New Fellows Announced
The Board of Governors is pleased to announce the recent approval of two new Fellows of the Society for Cryobiology: Erik Woods and Art DeVries. Erik and Art will be presented with their Fellow medals during a special session at CRYO2021, held in Chicago, July 20-23, 2021.
Erik Woods
Following undergraduate studies in Biology and Classics at Indiana University in Bloomington, IN, Dr. Woods performed his graduate work at the Cryobiology Research Institute (CRI) under Dr. John Critser, earning a PhD through the Hillenbrand Center for Biomedical Engineering at Purdue University in West Lafayette, IN developing methods for cryopreservation of encapsulated human and canine pancreatic islets. While at the CRI he worked across fields as well studying reproductive and hematologic system cryobiology. He then completed a Post-Doctoral Fellowship at the Herman B Wells Center for Pediatric Research at the Indiana University School of Medicine in Indianapolis, IN, focusing on enhanced methods of umbilical cord blood stem cell isolation and cryopreservation.
Dr. Woods has devoted his career to advancing cell culture and cryopreservation to facilitate mainstream clinical use of cellular therapies, first co-founding a company in 1997 which he led for 15 years through successful acquisition by COOK Medical in 2012. There he launched the first client depositor sperm bank in Indiana and developed a contract cell production and banking service with contracts across multiple countries. He is currently Co-Founder and Chief Science Officer of Ossium Health, a company developing the first cryopreserved bone marrow bank from deceased organ and tissue donors and serves as the Laboratory Director of the Ossium Health Testing Laboratory, which is the CLIA certified testing group for Ossium production. He is also Adjunct Faculty in Medical and Molecular Genetics at the Indiana University School of Medicine, where he has held an adjunct position since 2003, and Adjunct Faculty at the Marian University College of Osteopathic Medicine.
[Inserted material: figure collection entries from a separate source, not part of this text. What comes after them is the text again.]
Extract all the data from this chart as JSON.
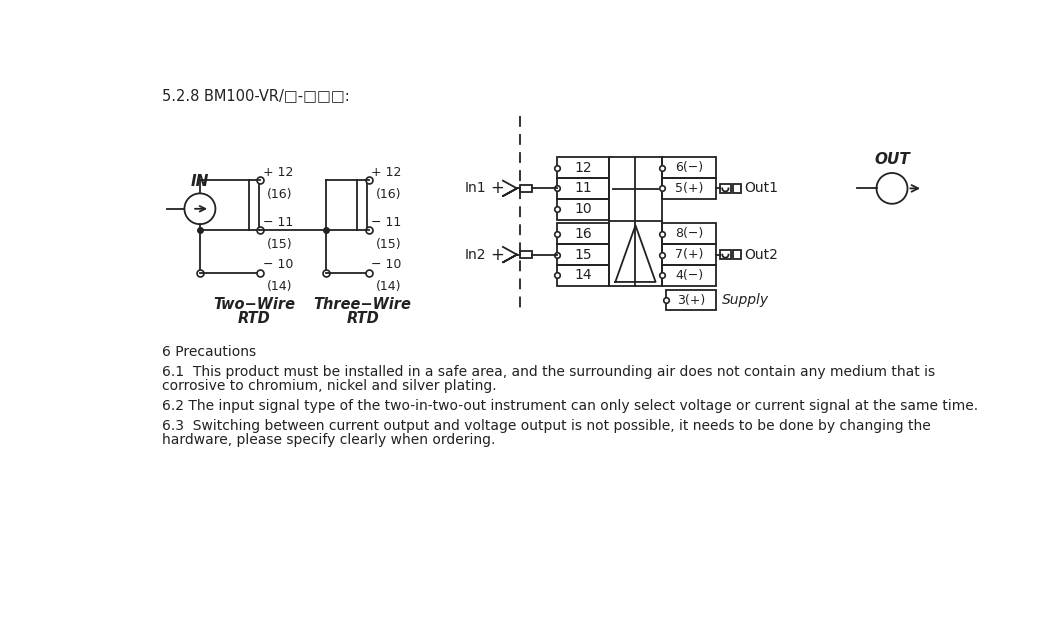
{
  "title": "5.2.8 BM100-VR/□-□□□:",
  "bg_color": "#ffffff",
  "text_color": "#222222",
  "lc": "#222222",
  "section6_title": "6 Precautions",
  "section61_line1": "6.1  This product must be installed in a safe area, and the surrounding air does not contain any medium that is",
  "section61_line2": "corrosive to chromium, nickel and silver plating.",
  "section62": "6.2 The input signal type of the two-in-two-out instrument can only select voltage or current signal at the same time.",
  "section63_line1": "6.3  Switching between current output and voltage output is not possible, it needs to be done by changing the",
  "section63_line2": "hardware, please specify clearly when ordering."
}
Dr. Woods has focused his research on key cryopreservation optimization strategies that are fit for scientific and regulatory scrutiny to achieve sustained clinical impact. He has generated multiple lines of technology related to cryopreservation, resulting in numerous patents, publications, and grants. During his career in industry, he has balanced the need to maintain intellectual property protection and generate revenue with the goal of disseminating knowledge through publications and presentations. As an applied scientist who has spent a career producing various cells and cryopreserving them for use, the key metric that has dictated success has been functional post-thaw survival. In both the reproductive and stem cell manufacturing fields, he has won market share by leveraging new technologies to produce better post-thaw outcomes. Technologies that were acquired through his original businesses have yielded successful product lines and are currently used around the world. Clinical material he has banked over his career is being used every day for fertility purposes and for stem cell therapies.
Art DeVries
Dr. Arthur L. DeVries is an emeritus Professor of Evolution, Ecology and Behavior at University of Illinois at Urbana-Champaign (UIUC), where he was previously a Professor of Molecular and Integrative Physiology and a Professor of Animal Biology. He received his B.S. in Zoology in 1960 from the University of Montana and his Ph.D. in Biology from Stanford University in 1968 and thereafter worked at UCSD and UC Davis before settling at UIUC.
Dr. DeVries was the first to discover the seemingly impossible properties of antifreeze proteins. His work was recognized by the American Association for the Advancement of Science, which made him a Fellow of the AAAS, and by the National Science Foundation, which gave him the seventh position in their “Nifty 50” lineup of notable scientists on the occasion of their 50th anniversary in 2000.
He received the Lifetime Achievement Award at the First International Ice-Binding Protein Conference in 2011 as well as two awards from the Italian National Antarctic Programme and Italian Committee for Antarctic Research in 2005 and an honorary Doctorate of Science degree at Roskilde University in Denmark in 2014. He was chosen in 2015-2016 to give prominent lectures for the American Physiological Society, Novo Nordisk Foundation, and the Institute of Arctic Biology. He even had a new Antarctic fish, Paraliparis devriesi, named after him in 1980.
His work has received continuous funding from the NSF since 1971, and he has published 194 scientific papers on antifreeze proteins and given 61 invited lectures and seminars. A long-standing member of the Society for Cryobiology, Dr. DeVries served on the Editorial Board of Cryobiology from 1986-1990 and published 10 papers in Cryobiology from 1972 to 2002. His work has been cited over 9400 times and led to a large variety of derivative studies published in our journal, including studies on the facilitation of vitrification. Art’s discovery with Boris Rubinski and Amir Arav that AFPs stabilize membranes and block chilling injury has provided a new dimension to these molecules and another tool for applied research and was awarded a US Patent in 1994.
Art’s discovery of and further studies on antifreeze proteins and their properties and evolutionary origins and implications has forever changed our understanding of cold adaptation, ice physics, and membrane protection at low temperatures.